Müsilaj ve deniz kirliliğinin denizdeki yaşam için büyük bir tehlike olduğuna dikkati çeken Saraç, Rusya-Ukrayna savaşının ekolojik yansımalarının yakında Türkiye'de de görüleceği yorumunda bulundu.
Saraç şöyle devam etti:
"Rusya-Ukrayna savaşı; Türkiye için çevre sağlığını bozacak, denizleri kirletecek, yağan yağmurlarla çok toksik maddelere maruz kalacağımız ve ileriki yıllarda sağlıktaki sıkıntılarını yaşayacağımız çok önemli bir başlık. Yine müsilaj, bekleyen gemiler, yuttuğumuz petrol atıkları... En korkuncu da, hep soruyorum, 'Ayda bir kredi kartı yer misiniz?' diye. Herkes 'Hayır' diyor ama diyorum ki 'Yiyorsunuz' Çünkü, sadece deniz canlılarıyla değil çok çeşitli yollarla da plastik yiyoruz. Düşünün ayda bir kredi kartını yiyoruz. Kimse çıkartıp kredi kartını yemez ama dolaylı yoldan küçük küçük mikro partiküller halinde plastik yiyoruz ki bu da kanserden immün sistem bozukluklarına ve alerjiye kadar çok ciddi bir sorun."

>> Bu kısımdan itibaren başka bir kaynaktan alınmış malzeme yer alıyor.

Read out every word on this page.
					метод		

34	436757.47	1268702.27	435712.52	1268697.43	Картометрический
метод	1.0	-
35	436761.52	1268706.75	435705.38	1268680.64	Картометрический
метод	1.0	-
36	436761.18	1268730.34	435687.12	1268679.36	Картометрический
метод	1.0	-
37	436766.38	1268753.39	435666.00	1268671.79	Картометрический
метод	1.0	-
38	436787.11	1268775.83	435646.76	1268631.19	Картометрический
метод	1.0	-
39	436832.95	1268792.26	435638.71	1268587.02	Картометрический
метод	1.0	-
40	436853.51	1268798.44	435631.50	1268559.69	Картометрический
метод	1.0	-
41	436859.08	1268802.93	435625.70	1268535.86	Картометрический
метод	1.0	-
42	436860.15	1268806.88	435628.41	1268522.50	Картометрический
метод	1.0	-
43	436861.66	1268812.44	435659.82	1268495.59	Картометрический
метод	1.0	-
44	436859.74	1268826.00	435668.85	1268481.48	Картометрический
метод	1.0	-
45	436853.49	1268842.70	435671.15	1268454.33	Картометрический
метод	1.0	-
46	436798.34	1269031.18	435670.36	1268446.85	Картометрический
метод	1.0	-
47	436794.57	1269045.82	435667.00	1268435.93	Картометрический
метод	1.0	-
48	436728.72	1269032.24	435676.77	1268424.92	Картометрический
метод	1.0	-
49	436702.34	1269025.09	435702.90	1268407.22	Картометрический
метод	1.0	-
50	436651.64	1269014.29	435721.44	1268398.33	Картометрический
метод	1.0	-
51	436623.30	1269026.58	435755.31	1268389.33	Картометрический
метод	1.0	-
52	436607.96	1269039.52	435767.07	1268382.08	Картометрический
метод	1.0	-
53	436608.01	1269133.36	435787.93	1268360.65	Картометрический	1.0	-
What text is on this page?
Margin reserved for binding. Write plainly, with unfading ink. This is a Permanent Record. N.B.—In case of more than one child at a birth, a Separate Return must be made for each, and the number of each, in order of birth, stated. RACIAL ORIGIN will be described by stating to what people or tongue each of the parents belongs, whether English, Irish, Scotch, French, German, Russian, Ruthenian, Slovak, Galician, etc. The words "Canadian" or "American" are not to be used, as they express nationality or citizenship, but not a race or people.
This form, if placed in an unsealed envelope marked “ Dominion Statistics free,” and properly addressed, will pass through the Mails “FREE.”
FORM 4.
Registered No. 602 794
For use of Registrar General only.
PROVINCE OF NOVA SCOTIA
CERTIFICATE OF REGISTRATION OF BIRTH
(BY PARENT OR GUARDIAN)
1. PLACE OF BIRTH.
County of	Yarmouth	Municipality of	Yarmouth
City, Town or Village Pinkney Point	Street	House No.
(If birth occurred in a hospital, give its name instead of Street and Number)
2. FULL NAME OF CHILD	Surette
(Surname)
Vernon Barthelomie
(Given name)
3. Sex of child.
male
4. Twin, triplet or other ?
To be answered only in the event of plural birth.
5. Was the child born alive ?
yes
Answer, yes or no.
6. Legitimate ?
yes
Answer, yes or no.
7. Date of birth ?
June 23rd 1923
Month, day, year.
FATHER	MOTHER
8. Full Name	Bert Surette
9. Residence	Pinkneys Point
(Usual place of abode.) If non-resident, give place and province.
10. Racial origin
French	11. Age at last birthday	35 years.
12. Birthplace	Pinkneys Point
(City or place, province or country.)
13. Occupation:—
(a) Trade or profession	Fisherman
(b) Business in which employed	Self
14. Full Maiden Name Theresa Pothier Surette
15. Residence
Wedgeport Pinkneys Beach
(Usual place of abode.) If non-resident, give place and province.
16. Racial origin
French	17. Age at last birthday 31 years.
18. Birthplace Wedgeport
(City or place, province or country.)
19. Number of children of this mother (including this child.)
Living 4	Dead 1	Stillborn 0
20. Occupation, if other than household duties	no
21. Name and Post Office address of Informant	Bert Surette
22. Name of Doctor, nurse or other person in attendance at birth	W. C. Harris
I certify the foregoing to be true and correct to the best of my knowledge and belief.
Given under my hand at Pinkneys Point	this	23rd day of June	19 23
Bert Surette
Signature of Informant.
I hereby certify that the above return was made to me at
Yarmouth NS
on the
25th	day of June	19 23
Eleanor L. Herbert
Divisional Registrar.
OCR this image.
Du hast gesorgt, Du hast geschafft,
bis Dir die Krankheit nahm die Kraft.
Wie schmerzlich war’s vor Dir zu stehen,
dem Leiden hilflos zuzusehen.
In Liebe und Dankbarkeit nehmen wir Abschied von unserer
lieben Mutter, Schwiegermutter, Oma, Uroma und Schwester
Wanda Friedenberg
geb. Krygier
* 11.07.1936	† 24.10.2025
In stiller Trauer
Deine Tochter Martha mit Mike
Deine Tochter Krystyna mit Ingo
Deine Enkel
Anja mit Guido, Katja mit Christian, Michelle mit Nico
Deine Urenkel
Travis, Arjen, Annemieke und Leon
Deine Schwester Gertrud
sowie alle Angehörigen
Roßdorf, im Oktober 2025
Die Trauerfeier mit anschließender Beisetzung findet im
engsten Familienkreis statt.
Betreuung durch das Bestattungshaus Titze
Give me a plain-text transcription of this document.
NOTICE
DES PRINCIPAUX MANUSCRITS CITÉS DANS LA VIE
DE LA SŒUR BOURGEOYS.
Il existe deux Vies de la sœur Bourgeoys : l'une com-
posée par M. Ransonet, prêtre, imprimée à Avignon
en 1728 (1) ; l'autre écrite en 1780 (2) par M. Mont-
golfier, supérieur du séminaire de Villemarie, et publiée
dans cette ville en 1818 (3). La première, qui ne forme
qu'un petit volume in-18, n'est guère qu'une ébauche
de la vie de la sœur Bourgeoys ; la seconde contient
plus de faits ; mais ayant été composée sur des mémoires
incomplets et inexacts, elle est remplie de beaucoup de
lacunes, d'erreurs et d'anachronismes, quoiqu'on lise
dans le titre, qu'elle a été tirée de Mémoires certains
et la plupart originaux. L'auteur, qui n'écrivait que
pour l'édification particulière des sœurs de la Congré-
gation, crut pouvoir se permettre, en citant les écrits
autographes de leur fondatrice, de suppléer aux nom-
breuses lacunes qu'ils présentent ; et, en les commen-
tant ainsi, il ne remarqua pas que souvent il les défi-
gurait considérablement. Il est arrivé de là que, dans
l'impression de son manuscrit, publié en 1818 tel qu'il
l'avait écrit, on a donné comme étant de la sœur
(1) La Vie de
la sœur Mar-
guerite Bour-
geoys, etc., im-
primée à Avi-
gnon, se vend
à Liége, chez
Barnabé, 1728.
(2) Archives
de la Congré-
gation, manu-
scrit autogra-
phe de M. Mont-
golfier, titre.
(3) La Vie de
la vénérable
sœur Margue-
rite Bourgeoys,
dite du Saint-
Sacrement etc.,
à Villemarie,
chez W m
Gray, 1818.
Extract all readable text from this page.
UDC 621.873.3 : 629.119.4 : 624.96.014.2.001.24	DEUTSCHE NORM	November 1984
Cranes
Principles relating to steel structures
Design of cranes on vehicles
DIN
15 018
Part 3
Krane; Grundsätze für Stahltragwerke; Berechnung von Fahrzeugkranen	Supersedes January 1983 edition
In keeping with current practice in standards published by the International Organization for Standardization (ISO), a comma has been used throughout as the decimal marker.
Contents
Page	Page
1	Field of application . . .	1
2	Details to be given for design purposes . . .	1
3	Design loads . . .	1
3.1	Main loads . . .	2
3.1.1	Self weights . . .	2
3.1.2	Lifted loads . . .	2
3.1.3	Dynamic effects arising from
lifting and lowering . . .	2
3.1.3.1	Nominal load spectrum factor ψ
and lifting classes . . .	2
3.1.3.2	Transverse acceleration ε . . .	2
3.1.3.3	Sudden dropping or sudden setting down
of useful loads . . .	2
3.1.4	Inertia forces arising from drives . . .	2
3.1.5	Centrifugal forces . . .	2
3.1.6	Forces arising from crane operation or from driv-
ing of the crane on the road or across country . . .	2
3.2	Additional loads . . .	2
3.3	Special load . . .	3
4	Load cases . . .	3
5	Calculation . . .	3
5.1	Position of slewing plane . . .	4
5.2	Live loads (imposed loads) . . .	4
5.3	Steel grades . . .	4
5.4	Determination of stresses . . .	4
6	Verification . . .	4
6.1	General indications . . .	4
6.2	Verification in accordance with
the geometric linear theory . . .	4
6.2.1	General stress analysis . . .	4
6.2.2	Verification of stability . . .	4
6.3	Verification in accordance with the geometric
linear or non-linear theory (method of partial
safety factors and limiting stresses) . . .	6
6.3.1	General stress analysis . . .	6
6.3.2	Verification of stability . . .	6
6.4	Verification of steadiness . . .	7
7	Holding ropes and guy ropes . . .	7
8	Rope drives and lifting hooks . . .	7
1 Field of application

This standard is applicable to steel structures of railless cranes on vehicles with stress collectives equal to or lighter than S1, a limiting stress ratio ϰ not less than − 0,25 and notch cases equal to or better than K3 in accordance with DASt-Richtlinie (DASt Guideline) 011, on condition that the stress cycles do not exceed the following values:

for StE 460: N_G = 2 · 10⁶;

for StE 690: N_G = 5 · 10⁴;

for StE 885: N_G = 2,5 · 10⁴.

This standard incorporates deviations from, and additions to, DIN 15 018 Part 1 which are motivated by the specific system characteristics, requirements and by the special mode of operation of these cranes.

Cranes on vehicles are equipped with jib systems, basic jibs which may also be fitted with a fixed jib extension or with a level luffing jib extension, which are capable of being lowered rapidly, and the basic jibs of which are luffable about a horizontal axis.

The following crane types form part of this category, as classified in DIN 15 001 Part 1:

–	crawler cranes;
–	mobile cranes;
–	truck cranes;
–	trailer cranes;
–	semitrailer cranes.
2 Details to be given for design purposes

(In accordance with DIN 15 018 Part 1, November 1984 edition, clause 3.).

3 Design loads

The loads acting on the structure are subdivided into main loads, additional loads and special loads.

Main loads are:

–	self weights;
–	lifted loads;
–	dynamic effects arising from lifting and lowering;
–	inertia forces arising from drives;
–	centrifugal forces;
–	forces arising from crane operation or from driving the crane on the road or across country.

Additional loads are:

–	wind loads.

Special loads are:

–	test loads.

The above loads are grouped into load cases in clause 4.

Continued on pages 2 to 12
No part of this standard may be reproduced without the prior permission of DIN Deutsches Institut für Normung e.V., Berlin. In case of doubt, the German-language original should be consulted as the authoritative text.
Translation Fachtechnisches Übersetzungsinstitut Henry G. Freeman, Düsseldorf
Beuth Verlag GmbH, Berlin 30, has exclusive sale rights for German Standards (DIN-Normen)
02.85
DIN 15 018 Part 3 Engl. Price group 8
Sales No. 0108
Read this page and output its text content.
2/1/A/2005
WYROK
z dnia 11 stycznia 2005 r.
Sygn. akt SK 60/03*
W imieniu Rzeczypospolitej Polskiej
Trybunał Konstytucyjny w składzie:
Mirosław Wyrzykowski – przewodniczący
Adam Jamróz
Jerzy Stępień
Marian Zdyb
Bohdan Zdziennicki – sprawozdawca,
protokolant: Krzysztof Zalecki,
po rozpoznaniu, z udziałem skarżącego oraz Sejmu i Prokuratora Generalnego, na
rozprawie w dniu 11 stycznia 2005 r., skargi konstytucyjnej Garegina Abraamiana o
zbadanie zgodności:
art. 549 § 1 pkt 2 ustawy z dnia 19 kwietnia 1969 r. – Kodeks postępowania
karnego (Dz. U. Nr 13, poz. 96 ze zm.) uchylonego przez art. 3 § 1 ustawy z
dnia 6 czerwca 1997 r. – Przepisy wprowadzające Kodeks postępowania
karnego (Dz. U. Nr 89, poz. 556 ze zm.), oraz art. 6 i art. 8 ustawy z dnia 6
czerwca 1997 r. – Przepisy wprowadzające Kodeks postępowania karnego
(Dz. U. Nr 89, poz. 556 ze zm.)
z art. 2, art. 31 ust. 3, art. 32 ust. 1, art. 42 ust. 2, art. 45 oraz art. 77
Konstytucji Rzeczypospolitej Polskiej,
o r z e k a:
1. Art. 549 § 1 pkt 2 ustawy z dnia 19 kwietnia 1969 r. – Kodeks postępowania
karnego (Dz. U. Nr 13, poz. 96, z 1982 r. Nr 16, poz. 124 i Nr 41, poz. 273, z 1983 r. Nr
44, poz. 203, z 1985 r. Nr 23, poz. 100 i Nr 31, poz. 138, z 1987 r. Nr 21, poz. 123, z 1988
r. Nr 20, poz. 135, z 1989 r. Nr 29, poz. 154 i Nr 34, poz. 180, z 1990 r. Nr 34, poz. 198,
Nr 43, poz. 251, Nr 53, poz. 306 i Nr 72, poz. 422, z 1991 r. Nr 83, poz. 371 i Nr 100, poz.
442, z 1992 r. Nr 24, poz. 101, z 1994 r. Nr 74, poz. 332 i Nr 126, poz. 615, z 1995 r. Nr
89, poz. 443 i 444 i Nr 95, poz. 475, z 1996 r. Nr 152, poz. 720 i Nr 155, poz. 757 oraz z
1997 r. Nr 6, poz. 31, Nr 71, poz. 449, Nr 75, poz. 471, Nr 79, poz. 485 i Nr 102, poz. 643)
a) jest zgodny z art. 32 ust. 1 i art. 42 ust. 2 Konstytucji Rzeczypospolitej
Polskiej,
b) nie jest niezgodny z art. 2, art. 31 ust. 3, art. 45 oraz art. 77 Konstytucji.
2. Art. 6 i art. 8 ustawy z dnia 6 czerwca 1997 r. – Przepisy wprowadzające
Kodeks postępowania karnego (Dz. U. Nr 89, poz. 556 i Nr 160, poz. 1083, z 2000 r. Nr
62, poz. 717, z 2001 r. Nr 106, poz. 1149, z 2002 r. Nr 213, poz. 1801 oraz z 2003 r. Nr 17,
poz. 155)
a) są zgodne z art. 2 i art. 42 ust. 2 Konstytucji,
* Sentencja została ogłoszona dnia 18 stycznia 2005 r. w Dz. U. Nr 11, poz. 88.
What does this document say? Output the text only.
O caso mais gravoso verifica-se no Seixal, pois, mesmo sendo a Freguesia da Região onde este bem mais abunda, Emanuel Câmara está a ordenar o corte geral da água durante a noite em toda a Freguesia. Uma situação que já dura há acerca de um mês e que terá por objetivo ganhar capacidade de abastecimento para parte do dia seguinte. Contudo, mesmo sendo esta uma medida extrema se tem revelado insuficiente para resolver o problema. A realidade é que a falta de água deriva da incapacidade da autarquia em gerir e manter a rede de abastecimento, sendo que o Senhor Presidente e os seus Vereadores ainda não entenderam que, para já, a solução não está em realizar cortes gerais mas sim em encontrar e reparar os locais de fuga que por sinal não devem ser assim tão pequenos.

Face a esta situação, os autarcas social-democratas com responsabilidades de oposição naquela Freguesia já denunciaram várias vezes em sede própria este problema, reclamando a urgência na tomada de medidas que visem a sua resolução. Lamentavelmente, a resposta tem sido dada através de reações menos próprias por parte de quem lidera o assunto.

Bizim Dünyamız Vakfı Başkan Yardımcı ve ressam İsmail Acar da vakfın çevre ve iklim değişikliği konularında farkındalık yaratmayı amaçladığını belirterek, "Bütün hikaye farkındalıktan geçiyor. Yani biz evde çöpümüzü beş ayrı renkte beş ayrı çöp torbasına koymayı başarırsak aslında bütün problemi çözeceğiz." diye konuştu.